Воронежский философ Владимир Варава о философии Г.Гачева
Полный текст статьи здесь
«Национальные образы мира» – наследие Гачева и золотой фонд русской культуры. Гачев –филолог, философ-экзистенцтоналист и специалист по мировой литературе. «Таинственная и тонкая материя национального бытия» – вот главный предмет изысканий Георгия Гачева. В своих изысканиях он проводит нас через русский, болгарский, киргизский, эллинский, индийский, германский, итальянский, французский, английский, американский, эстонский, еврейский, китайский, грузинский, литовский, польский, казахский, азербайджанский, исламский, германский, евразийский художественно-философский образы мира и это сделал один человек, а не институты и целые научные школы.
Георгий Гачев смог не просто описать, но раскрыть самую сокровенную сущность национального бытия, да еще на совершено неповторимом языке «завораживающего чтения», который сам является одним из языков современной культуры.
Культура для Гачева всегда была неведомой и вечно непонятной. Сам он говорит об этом так: «Смотреть на национальное – как на солнце: прямой взгляд и подход напролом («прямой наводкой») слепит – предмет ускользает».
Здесь главное отличие мышления Гачева от «традиционной культурологии»: последняя идет напролом, от нее ничто не ускользает – а в результате получаются детализированные, но убийственно скучные тексты.
Свой метод постижения культуры Гачев проводил через «космо-психо-логос», где первое – мир местной природы; второе – характер человека; третье – национальный ум. Мистическое коловращение позволяет заглядывать в самые высоты, низины и глубины культуры: национальная еда, язык, танец, музыка, дом, тело человека, игра, пространство и время, жизнь и смерть, национальные религии, искусство, литература…. Автор не стесняется заглядывать в запретные и интимные, с точки зрении официальной культурологии, «зоны» – например, в тело женщины, в ее половые органы! Конечно, если это сделает какой-нибудь эротоман средней руки, то будет явная пошлость. Но Гачев, всматриваясь в самую клеть интимного, дает возможность узнать о таких вещах, как истинный смысл материнства, детства, отцовства, явленных у разных народов.
В его взоре оказывается охваченным все целое культуры, причем не в логически последовательном, хронологическом и типологическом описании – оно предстает в виде живого символа.

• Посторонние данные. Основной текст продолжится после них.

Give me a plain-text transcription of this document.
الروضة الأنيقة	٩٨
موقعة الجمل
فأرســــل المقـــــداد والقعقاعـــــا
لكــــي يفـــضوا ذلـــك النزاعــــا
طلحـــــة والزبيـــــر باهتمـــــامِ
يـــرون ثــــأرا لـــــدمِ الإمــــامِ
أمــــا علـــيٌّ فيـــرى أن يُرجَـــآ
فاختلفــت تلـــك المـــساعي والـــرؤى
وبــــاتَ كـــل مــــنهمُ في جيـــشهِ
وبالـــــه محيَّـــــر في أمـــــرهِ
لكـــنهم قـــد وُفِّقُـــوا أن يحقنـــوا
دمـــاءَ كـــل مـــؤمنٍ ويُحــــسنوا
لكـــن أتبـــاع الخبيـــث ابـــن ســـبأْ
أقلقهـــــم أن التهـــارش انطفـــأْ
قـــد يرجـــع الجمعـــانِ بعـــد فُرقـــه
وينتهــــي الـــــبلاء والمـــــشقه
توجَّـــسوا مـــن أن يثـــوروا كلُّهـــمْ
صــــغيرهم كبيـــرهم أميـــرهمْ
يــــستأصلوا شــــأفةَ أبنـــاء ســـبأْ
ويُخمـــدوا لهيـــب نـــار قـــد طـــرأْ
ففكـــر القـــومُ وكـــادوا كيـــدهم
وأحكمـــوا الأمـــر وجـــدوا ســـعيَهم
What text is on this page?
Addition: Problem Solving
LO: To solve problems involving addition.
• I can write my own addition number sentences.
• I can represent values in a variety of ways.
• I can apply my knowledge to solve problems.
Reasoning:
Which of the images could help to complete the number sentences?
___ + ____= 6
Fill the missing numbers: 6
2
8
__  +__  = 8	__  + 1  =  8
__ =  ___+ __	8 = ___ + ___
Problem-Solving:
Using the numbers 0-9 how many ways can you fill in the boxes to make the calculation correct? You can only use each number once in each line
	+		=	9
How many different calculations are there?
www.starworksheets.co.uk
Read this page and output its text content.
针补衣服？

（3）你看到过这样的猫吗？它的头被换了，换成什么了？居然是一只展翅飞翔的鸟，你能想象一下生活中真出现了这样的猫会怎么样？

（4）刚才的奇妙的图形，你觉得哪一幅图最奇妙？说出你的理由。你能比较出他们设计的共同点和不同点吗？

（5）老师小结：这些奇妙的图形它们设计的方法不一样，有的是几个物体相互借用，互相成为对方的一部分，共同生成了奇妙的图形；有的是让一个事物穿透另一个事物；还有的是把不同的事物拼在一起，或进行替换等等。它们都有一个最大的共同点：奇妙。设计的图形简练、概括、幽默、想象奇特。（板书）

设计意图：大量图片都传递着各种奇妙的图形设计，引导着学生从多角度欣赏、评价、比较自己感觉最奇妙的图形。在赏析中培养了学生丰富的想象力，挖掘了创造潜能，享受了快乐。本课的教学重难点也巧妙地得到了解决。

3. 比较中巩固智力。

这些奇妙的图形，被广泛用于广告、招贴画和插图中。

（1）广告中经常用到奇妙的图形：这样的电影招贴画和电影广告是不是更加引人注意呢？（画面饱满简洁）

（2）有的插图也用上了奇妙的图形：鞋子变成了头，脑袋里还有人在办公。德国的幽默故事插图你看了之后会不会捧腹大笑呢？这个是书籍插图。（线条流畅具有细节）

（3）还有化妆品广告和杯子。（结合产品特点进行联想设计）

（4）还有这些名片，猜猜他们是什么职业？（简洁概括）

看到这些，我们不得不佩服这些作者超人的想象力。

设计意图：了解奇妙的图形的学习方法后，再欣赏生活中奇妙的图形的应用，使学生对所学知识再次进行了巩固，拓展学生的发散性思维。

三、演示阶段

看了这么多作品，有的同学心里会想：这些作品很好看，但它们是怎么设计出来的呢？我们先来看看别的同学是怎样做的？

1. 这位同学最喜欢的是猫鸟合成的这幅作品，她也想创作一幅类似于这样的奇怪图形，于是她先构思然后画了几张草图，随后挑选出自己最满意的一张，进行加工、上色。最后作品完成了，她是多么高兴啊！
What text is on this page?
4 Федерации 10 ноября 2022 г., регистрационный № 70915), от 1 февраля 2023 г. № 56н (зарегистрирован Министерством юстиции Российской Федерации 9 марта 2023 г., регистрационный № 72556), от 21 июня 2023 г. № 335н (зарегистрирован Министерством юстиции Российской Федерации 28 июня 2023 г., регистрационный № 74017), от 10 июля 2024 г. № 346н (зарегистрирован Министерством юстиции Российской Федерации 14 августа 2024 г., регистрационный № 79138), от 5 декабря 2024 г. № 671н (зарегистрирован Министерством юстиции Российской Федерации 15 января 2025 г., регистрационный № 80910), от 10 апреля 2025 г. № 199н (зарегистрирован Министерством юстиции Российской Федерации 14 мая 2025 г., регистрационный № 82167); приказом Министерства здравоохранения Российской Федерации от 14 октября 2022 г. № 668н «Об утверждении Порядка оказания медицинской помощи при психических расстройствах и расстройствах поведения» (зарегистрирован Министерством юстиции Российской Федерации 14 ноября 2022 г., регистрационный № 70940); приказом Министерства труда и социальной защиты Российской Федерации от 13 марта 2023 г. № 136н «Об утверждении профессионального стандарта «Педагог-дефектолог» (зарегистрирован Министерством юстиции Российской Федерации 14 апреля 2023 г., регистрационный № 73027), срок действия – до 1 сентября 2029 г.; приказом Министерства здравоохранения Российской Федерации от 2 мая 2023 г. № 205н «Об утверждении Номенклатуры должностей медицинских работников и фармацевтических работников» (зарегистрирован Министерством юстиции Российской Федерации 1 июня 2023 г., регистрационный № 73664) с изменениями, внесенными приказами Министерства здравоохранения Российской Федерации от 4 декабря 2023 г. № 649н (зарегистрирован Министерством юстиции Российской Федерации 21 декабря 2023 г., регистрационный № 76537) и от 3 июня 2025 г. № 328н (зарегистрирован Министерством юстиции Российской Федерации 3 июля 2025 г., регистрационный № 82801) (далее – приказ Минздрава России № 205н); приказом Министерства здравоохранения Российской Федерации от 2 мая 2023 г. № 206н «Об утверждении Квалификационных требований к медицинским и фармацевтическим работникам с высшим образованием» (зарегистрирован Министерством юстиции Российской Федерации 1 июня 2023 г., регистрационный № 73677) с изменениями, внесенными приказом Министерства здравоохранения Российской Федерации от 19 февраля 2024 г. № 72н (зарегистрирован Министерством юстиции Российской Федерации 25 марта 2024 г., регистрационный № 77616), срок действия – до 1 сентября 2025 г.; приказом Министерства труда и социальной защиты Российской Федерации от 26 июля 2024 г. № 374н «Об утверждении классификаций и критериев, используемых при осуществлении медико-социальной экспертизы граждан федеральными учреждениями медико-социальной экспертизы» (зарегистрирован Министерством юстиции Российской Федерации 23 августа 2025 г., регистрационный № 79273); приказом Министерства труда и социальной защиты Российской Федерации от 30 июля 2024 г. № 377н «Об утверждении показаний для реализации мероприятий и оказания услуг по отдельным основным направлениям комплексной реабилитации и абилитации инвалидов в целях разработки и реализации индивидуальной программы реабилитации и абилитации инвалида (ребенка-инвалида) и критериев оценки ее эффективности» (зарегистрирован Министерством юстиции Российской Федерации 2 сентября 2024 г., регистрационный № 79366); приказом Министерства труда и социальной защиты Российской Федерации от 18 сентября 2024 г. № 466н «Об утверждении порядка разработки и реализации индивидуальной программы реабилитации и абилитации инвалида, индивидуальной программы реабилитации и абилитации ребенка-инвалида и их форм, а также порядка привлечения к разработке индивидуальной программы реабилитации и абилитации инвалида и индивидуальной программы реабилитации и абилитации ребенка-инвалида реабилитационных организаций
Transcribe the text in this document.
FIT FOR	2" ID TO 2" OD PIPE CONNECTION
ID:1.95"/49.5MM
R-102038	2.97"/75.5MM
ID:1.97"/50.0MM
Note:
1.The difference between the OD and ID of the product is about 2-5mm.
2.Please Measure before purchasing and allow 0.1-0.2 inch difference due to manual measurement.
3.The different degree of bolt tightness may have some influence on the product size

И тогда этот символ, ставший ярким плотским образом, уже действует и на подсознание, и на сознание.
Конечно, самое занятное и важное одновременно – постижение космоса русской культуры. Ему посвящена книга «Русский Эрос». Книга сразу же начинается с самого главного: первый очерк – «Почему секс не стал магистральной темой русской литературы?» И далее: «Черномор и сон Татьяны», «Белые ночи и Любовь», «Человек - Фаллос в Бытии», «Тело женщины», «Обрезание и гермафродитизм», «Сексуальность науки», «Культ Татьяны», «Мужья России», «Голова и головка», «Раздевание», «Порнография», «Бисексуальность Бога», «Мир как баба – и мат», «Гипотеза о женщине. Столб Катерины», «Земледелие как любовь» и другие.
Это далеко не полный перечень тем «Русского Эроса». И так со всеми остальными культурами. Однако всегда остается тайна – несказанное в любой культуре, намекающее на нечто существенное («божественное») и в то же время указывающее на ограниченность человеческих познавательных возможностей.
Такое погружение в мир иной культуры имеет важный этический аспект. Гачев правдиво говорит, что «если я буду осознавать ограниченности своего кругозора и понимания, я буду с большим уважением относиться к другим народам, которые могут видеть и понимать вещи и идеи, которых я не понимаю», поскольку каждый народ «понимает все бытие в целом», исходя из своего потаенного логоса и предпочтенья в мировидении. Вот здесь то и кроется противоядие от национализма и космополитизма одновременно.
В работах Гачева подлинный синтез, истинное соитие Логоса и Эроса, потому что чистая художественность – игра, она хороша, пока ее не раскусили; чистая аналитика суха и неинтересна. Гачев же одновременно взывает и к самым высоким и неведомым творческим дерзаниям, и к высшей ответственности. По словам Гачева, его творчество держится на «стремлении к Абсолюту и Истине, а не на приспособление к идеологии, моде или вкусу читателя».